To create the greatest clarity and consistency for not only your sales reps, but the marketing and customer success teams that bookend the sales process, it’s imperative to define and map every stage of a buyer’s life cycle. 

With that level of precision, your team gains a shared understanding of what an opportunity looks like, how to effectively qualify an opportunity and what needs to take place between marketing and sales to create one.

Whether your organization leans closer to or farther from the mature side, there is always room to refine your selling process. Taking on this internal improvement project, here are a few tips on how to accomplish this effectively.

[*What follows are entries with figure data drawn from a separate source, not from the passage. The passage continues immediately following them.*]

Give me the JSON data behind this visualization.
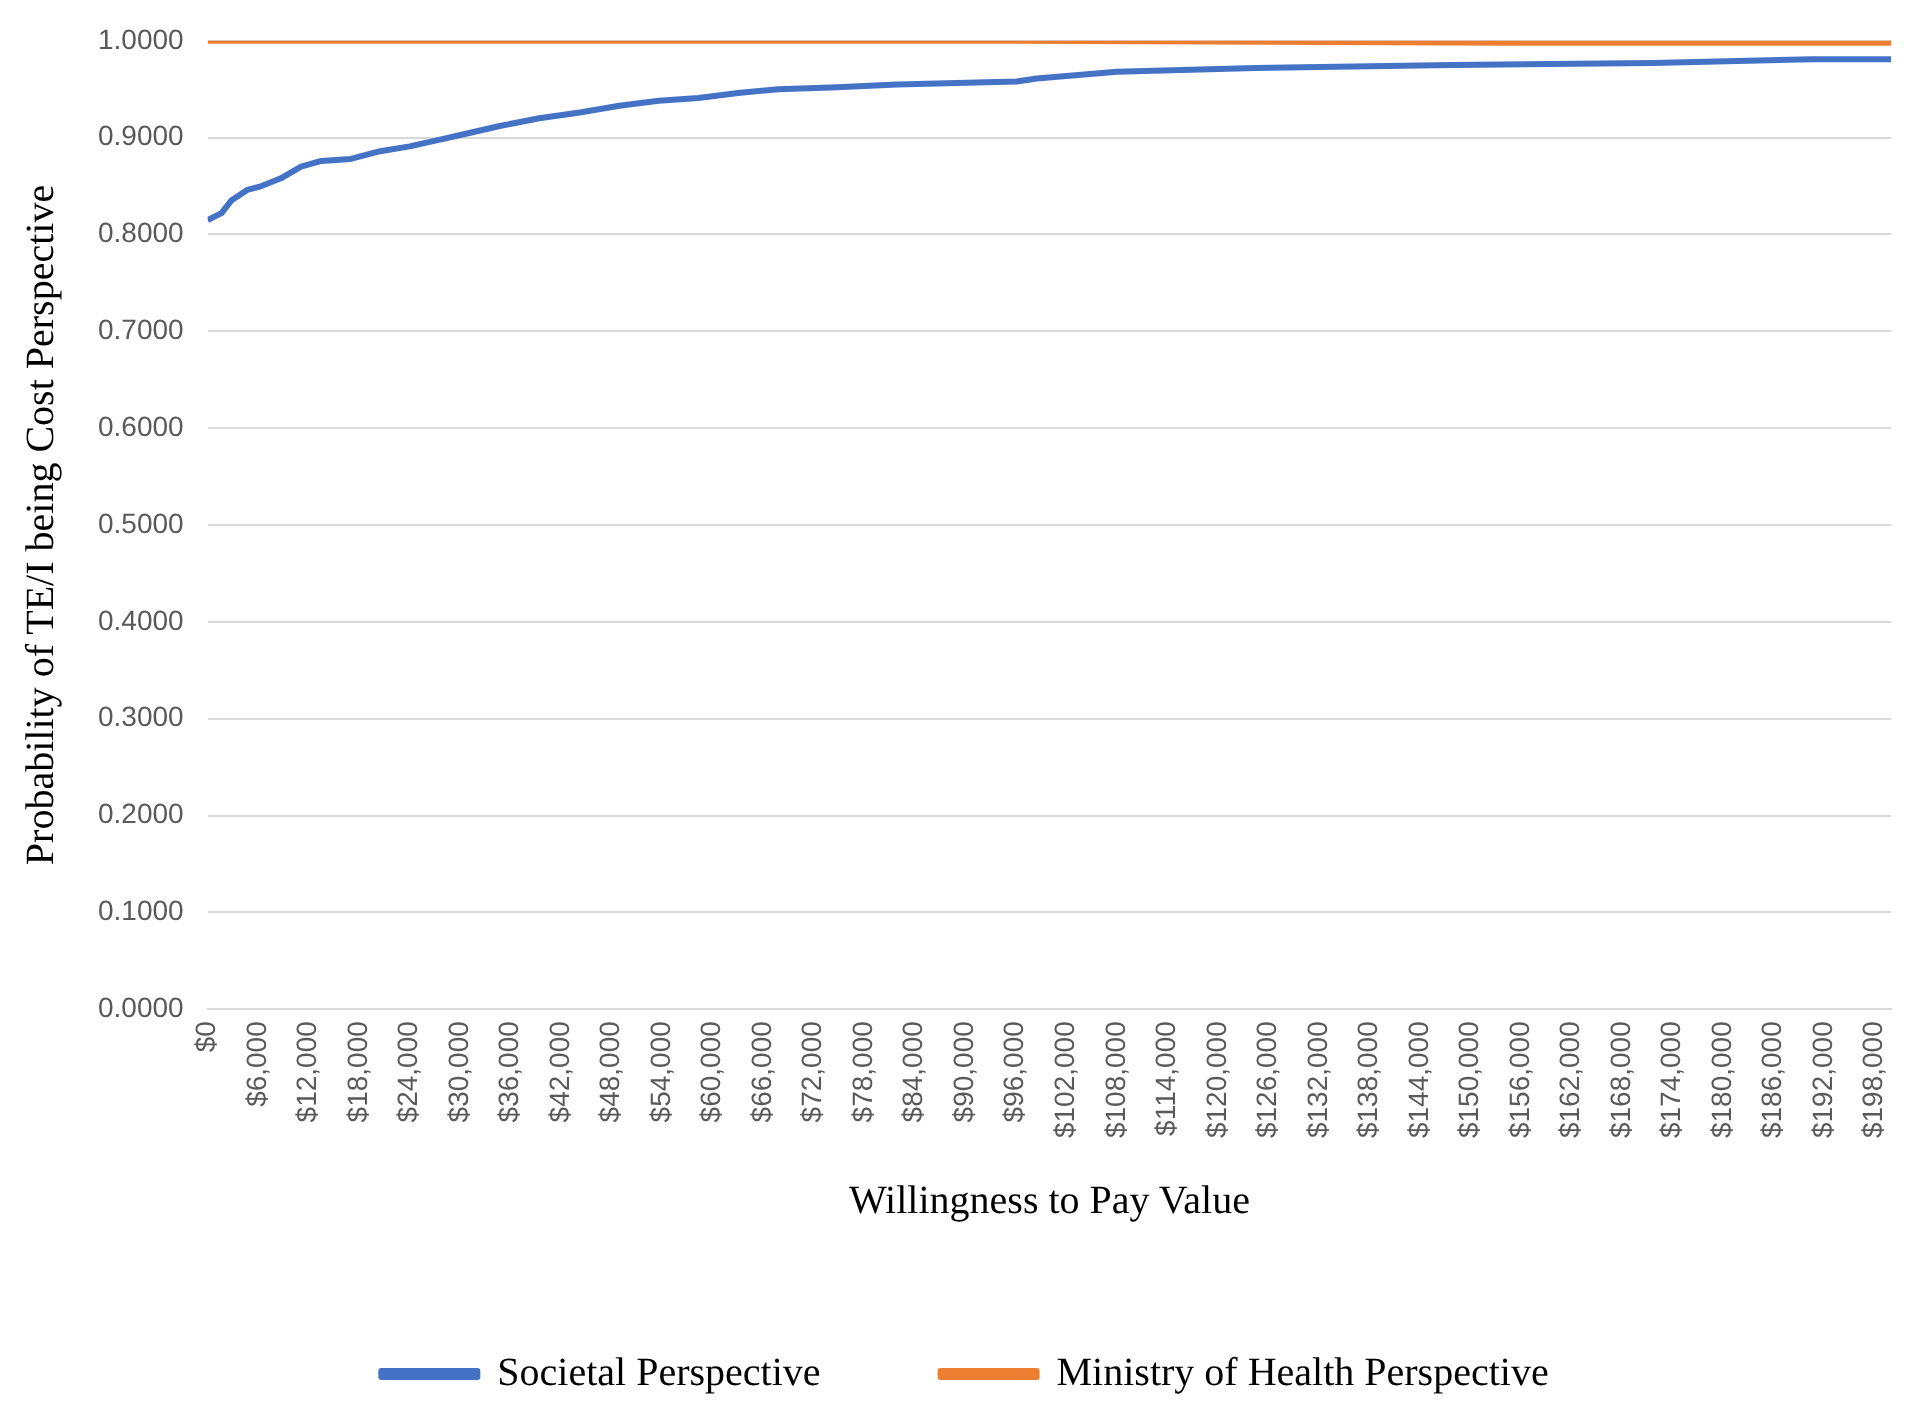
{
  "chart_data": {
    "type": "line",
    "xlabel": "Willingness to Pay Value",
    "ylabel": "Probability of TE/I being Cost Perspective",
    "xlim": [
      0,
      200000
    ],
    "xticks": [
      {
        "value": 0,
        "label": "$0"
      },
      {
        "value": 6000,
        "label": "$6,000"
      },
      {
        "value": 12000,
        "label": "$12,000"
      },
      {
        "value": 18000,
        "label": "$18,000"
      },
      {
        "value": 24000,
        "label": "$24,000"
      },
      {
        "value": 30000,
        "label": "$30,000"
      },
      {
        "value": 36000,
        "label": "$36,000"
      },
      {
        "value": 42000,
        "label": "$42,000"
      },
      {
        "value": 48000,
        "label": "$48,000"
      },
      {
        "value": 54000,
        "label": "$54,000"
      },
      {
        "value": 60000,
        "label": "$60,000"
      },
      {
        "value": 66000,
        "label": "$66,000"
      },
      {
        "value": 72000,
        "label": "$72,000"
      },
      {
        "value": 78000,
        "label": "$78,000"
      },
      {
        "value": 84000,
        "label": "$84,000"
      },
      {
        "value": 90000,
        "label": "$90,000"
      },
      {
        "value": 96000,
        "label": "$96,000"
      },
      {
        "value": 102000,
        "label": "$102,000"
      },
      {
        "value": 108000,
        "label": "$108,000"
      },
      {
        "value": 114000,
        "label": "$114,000"
      },
      {
        "value": 120000,
        "label": "$120,000"
      },
      {
        "value": 126000,
        "label": "$126,000"
      },
      {
        "value": 132000,
        "label": "$132,000"
      },
      {
        "value": 138000,
        "label": "$138,000"
      },
      {
        "value": 144000,
        "label": "$144,000"
      },
      {
        "value": 150000,
        "label": "$150,000"
      },
      {
        "value": 156000,
        "label": "$156,000"
      },
      {
        "value": 162000,
        "label": "$162,000"
      },
      {
        "value": 168000,
        "label": "$168,000"
      },
      {
        "value": 174000,
        "label": "$174,000"
      },
      {
        "value": 180000,
        "label": "$180,000"
      },
      {
        "value": 186000,
        "label": "$186,000"
      },
      {
        "value": 192000,
        "label": "$192,000"
      },
      {
        "value": 198000,
        "label": "$198,000"
      }
    ],
    "ylim": [
      0,
      1
    ],
    "yticks": [
      {
        "value": 0,
        "label": "0.0000"
      },
      {
        "value": 0.1,
        "label": "0.1000"
      },
      {
        "value": 0.2,
        "label": "0.2000"
      },
      {
        "value": 0.3,
        "label": "0.3000"
      },
      {
        "value": 0.4,
        "label": "0.4000"
      },
      {
        "value": 0.5,
        "label": "0.5000"
      },
      {
        "value": 0.6,
        "label": "0.6000"
      },
      {
        "value": 0.7,
        "label": "0.7000"
      },
      {
        "value": 0.8,
        "label": "0.8000"
      },
      {
        "value": 0.9,
        "label": "0.9000"
      },
      {
        "value": 1,
        "label": "1.0000"
      }
    ],
    "grid": "y",
    "legend": "bottom",
    "marker": "none",
    "series": [
      {
        "name": "Societal Perspective",
        "color": "#4472c4",
        "x": [
          0,
          1650,
          2800,
          4700,
          6400,
          8700,
          11100,
          13500,
          17000,
          20500,
          24000,
          27600,
          31200,
          34700,
          39400,
          44200,
          48900,
          53600,
          58300,
          63000,
          67800,
          74800,
          81900,
          91300,
          96100,
          98500,
          108000,
          124500,
          148000,
          171700,
          190600,
          200000
        ],
        "values": [
          0.815,
          0.822,
          0.835,
          0.846,
          0.85,
          0.858,
          0.87,
          0.876,
          0.878,
          0.886,
          0.891,
          0.898,
          0.905,
          0.912,
          0.92,
          0.926,
          0.933,
          0.938,
          0.941,
          0.946,
          0.95,
          0.952,
          0.955,
          0.957,
          0.958,
          0.961,
          0.968,
          0.972,
          0.975,
          0.977,
          0.981,
          0.981
        ]
      },
      {
        "name": "Ministry of Health Perspective",
        "color": "#ed7d31",
        "x": [
          0,
          96000,
          155000,
          200000
        ],
        "values": [
          1,
          1,
          0.998,
          0.998
        ]
      }
    ]
  }
}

Document Your Current State

Take a detailed look at how your organization currently documents and defines sales stages from lead to opportunity to post-sale. In order to find gaps and inconsistencies in the process, review your CRM to see how each stage is tracked in your system. From here, you can further your discovery process and set up interviews with team members including SDRs, Account Executives, Sales Directors and Customer Service Managers to get their input.

Gather Detailed Feedback

In gathering thoughts and ideas from those directly involved in the sales process, you can uncover opportunities for improvement. What nuanced details about the process have created hiccups in how well an opportunity is created and nurtured? Here are a few more example questions that can help reveal more about the existing state of your sales process.

Example Questions to Ask:

  • Can you walk me through the sales process for inbound and outbound leads?
  • What is your qualification criteria at each stage of the funnel?
  • What’s marketing’s role in the sales process?
  • Where is the typical hand-off between marketing and sales?
  • Are there any areas of the sales process that you’d like to see improved or changed?
  • Where in the buying journey do prospects tend to drop off?
  • What are the most common closed lost reasons?
  • How does the sales cycle differ for repeat customers?

Map Your Future State

Once you’ve gained a better understanding of how the current sales process looks and how it can be optimized, begin mapping your future state! Incorporate the feedback you’ve received whether that be consolidating steps and simplifying qualification criteria or incorporating missing steps. In building this ideal sales process, include clear definitions of each stage, what triggers need to happen to advance to the next stage, marketing’s role, sales’ role and any other technical roles involved at every stage. 

Sales stages are the backbone to how your marketing and sales teams operate daily. Once you’ve dedicated the time to address inefficiencies, you’re left with a selling process that lends itself to more accurate pipeline and revenue forecasting.